Kavram Olarak Doğulu Ve Batılı
“İnsanlardaki önyargıyı parçalamak atomu parçalamaktan çok daha zor.”
– Einstein
Peki Doğulu ne demek, Batılı ne demek? Mesela “Uzak Doğu” diyoruz, ama kime göre uzak? Evet, Amerikalılara göre Japonlar Doğulu, ama Amerika Japonya’nın doğusunda.
Bugün kullandığımız “Doğu” ve “Batı” kavramları, “Orta Doğu,” “Uzak Doğu” gibi kavramlar hep Avrupa’ya göre tanımlanmış. Batı deyince Avrupalı demek istiyoruz. Batı uygarlığı kültür öğelerini Yunan, Roma, Yahudi ve Hıristiyan düşününden aldı ve kendini bu şekilde tanımlıyor.

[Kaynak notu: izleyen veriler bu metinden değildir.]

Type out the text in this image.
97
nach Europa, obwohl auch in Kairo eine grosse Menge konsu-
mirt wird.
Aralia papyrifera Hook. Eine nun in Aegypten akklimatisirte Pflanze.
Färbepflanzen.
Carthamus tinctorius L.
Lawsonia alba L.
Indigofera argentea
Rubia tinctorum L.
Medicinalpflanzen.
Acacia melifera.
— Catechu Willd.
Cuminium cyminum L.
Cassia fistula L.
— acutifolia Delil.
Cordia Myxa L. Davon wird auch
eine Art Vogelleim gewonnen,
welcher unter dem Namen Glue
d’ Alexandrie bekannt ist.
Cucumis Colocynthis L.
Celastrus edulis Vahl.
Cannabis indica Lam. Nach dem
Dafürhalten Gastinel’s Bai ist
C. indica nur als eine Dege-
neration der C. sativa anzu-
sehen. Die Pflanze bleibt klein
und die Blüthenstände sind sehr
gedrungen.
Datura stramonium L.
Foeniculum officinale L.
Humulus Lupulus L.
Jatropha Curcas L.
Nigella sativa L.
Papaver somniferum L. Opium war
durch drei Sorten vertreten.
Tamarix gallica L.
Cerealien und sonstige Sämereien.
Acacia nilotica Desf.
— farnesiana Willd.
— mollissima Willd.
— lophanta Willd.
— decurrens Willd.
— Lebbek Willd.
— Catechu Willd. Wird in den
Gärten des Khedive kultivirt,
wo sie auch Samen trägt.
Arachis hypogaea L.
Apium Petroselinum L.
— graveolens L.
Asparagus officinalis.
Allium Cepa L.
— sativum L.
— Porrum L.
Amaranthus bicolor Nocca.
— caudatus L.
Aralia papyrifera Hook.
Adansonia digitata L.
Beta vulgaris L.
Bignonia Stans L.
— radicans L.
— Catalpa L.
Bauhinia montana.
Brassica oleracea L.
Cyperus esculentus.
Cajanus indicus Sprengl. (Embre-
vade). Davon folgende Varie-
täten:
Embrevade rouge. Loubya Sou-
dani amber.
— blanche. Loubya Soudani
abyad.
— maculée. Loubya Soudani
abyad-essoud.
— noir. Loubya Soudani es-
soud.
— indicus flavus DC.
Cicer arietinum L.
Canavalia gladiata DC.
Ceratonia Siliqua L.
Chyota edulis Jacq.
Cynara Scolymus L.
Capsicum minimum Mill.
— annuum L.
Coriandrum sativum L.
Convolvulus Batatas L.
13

Nitekim ortaçağda Kudüs merkez olarak alınır, kıtalar buna göre konumlandırılırdı.
Bununla birlikte ayrım tümüyle coğrafi değildir. Mesela 1400’lü yıllarda Avrupa’nın en batısı olan Endülüs bir Doğu ülkesi olarak görülürdü. “Batılı” aslında bir kültürel öğe olarak, “Doğulu olmayan” anlamında tanımlanıyor. Bu alanda bir uzman olan N. Davies şunları söylüyor: “Merkez üs olarak Avrupa’da yerleşmiş olan Hıristiyan uygarlığı, 7.yy.dan itibaren İslamiyet ile olan dinsel sınırla tanımlanmıştır. Hıristiyanlık Batı’dır, İslamiyet Doğu.”
Klişeler: Doğulu ve Batılı Kim?
• Batılı en iyi ile,
Doğulu en kötü ile yarışır.
• Batı’da iyi yapılan işlerin duyulması âdettir.
Doğu’da ise kötü işlerin duyulması adettir.
• Doğu’da felaket ve acılarla karşılaşmak, insanların dayanma gücünü azaltır.
Batılı insan böyle durumlarda başkasının yardımına koşarak kendi moralini yükseltir.
• Doğu toplumlarında kötülüğün en az zararlısı, iyilik gibi karşılanır.
Batılı böyle bir ayrım yapmaz; kötülük kötülüktür.
• Doğu ve Batı iki ayrı dünyadır. Doğu’da beraberliğin hamuru sevgi ve inançtır.
Batı’da yararlılık ve güven düşüncesi insanları birleştirir.
• Doğu’da aile hayatı, yatak odası ile sofra arasında kurulu bir temel üzerine oturtulmuştur.
Batılı aile ise temellerini toplumda hissetmedikçe rahatlamaz. Bunun içindir ki Doğulu aile doğa kanunlarıyla, Batılı aile ise toplum kurallarıyla bağdaşmış olarak yaşar.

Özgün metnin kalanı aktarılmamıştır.